In general, if the content is publicly visible, then it will be possible for AI crawlers to get them if they ignore things we put in place. For example, we can try to block on the user agent and such -- but if the content is public, it's all advisory.
I imagine that Anthropic respects these things... but there's other, less scrupulous entities.
no subject
Yeah, and a lot of the less ethical scrapers just make user accounts, so now you have to try to detect that, sigh. The escalation spiral is real :/
no subject
It's a sliding scale, and it depends on how creepy and invasive vs well-behaved a scraper is, and capabilities change all the time, so it's so hard to give you a conclusive answer that doesn't need a billion caveats and clauses because I don't want people to rely on "likely" and "probably" as definite, you know?
The only solid, definite answer I can give you is that a locked post will only be readable by accounts on your access list (or accounts on the filter, if you filter it). But even with that, I can think of at least one way that content could theoretically make it into an unscrupulous actor's training dataset without any malicious intent on the part of anyone on your access list. (Compromise, purchase, or infiltrate a major browser extension that's widely installed and requires text-of-page access permissions to work, send all data the browser extension sees back to the unscrupulous actor. It would probably be detected relatively quickly! Probably. Okay, maybe.)

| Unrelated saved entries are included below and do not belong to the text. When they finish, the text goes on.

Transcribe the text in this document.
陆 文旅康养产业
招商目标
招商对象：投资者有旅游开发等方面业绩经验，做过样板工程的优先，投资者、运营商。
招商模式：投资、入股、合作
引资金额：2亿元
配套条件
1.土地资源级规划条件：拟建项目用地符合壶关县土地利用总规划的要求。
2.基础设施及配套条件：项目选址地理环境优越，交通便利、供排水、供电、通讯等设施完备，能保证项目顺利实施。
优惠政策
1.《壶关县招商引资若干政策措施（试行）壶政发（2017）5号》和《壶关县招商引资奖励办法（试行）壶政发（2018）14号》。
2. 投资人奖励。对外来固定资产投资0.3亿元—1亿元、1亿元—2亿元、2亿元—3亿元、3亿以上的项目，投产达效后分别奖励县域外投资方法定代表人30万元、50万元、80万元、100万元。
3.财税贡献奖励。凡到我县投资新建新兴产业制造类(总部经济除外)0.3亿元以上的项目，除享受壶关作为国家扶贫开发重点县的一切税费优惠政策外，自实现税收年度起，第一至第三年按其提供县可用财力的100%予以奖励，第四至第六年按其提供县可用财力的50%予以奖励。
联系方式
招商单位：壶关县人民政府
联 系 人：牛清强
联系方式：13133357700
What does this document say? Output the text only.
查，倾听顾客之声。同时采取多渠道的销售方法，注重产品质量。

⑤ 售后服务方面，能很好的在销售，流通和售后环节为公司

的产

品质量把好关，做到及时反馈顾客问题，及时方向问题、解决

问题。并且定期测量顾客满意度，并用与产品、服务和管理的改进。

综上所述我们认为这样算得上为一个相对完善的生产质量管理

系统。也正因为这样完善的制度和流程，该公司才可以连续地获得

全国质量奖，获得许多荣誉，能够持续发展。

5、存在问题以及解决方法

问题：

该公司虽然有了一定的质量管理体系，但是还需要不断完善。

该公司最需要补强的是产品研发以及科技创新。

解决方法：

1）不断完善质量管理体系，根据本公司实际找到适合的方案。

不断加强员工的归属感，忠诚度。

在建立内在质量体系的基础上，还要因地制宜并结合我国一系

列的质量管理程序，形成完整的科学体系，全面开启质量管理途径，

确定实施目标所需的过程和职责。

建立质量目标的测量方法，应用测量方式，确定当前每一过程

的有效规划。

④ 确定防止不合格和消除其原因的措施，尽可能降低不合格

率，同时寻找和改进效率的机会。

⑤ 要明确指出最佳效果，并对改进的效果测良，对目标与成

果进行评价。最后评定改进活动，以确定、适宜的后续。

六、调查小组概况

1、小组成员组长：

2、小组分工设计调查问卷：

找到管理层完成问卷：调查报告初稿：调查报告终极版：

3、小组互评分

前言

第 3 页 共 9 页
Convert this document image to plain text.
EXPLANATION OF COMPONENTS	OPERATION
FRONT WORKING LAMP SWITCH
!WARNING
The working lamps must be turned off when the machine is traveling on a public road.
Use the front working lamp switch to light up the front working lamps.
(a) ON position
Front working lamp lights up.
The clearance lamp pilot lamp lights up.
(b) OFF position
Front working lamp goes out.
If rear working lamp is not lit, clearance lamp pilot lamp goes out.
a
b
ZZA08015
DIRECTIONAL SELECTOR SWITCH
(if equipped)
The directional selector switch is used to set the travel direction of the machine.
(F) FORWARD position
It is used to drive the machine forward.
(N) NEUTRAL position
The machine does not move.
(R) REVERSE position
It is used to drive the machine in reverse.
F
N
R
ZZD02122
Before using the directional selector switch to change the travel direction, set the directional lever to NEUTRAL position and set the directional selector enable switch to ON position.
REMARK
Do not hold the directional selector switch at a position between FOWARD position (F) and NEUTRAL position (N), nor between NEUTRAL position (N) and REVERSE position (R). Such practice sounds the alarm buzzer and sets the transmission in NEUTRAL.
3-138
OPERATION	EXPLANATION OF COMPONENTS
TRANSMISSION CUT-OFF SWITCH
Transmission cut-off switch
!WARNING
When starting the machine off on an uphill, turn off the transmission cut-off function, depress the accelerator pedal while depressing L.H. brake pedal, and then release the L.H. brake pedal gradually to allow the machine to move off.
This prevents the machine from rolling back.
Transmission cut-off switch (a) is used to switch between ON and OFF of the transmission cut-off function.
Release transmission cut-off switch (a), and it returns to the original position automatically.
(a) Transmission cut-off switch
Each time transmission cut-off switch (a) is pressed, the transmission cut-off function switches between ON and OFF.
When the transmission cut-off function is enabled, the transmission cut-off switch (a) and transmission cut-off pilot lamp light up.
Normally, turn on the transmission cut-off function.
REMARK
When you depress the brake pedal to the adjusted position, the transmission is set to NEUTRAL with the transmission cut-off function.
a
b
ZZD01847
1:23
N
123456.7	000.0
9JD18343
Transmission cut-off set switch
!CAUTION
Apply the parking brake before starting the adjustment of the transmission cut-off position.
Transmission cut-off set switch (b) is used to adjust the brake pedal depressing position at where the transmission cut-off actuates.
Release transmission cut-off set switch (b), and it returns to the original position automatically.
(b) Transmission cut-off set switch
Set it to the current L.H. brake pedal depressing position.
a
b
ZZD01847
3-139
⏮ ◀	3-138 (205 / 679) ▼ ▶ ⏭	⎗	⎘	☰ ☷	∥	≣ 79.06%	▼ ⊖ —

It is a very very hard technical problem to prevent scraping without causing barriers for genuine people, basically, sigh. The adult-content, journal style change, turning off indexing, etc, will maybe slow down the incompetent ones and the ones that are smart enough to go "maybe if we keep trying to circumvent all these attempts to stop us, people will be even more angry, so we shouldn't do that" (so, almost none of them, lolsob): all of those will stop, like, about 5% of the bottom tier. The backend stuff we do to block scrapers likely catches, IMO, a pretty big range of them. But we can't ever guarantee 100%, because some scrapers are absolutely shameless at trying to conceal themselves. Locking your posts is probably the closest you can get to a guarantee, but even that's not completely preventative. It's a very difficult and depressing thing, sigh.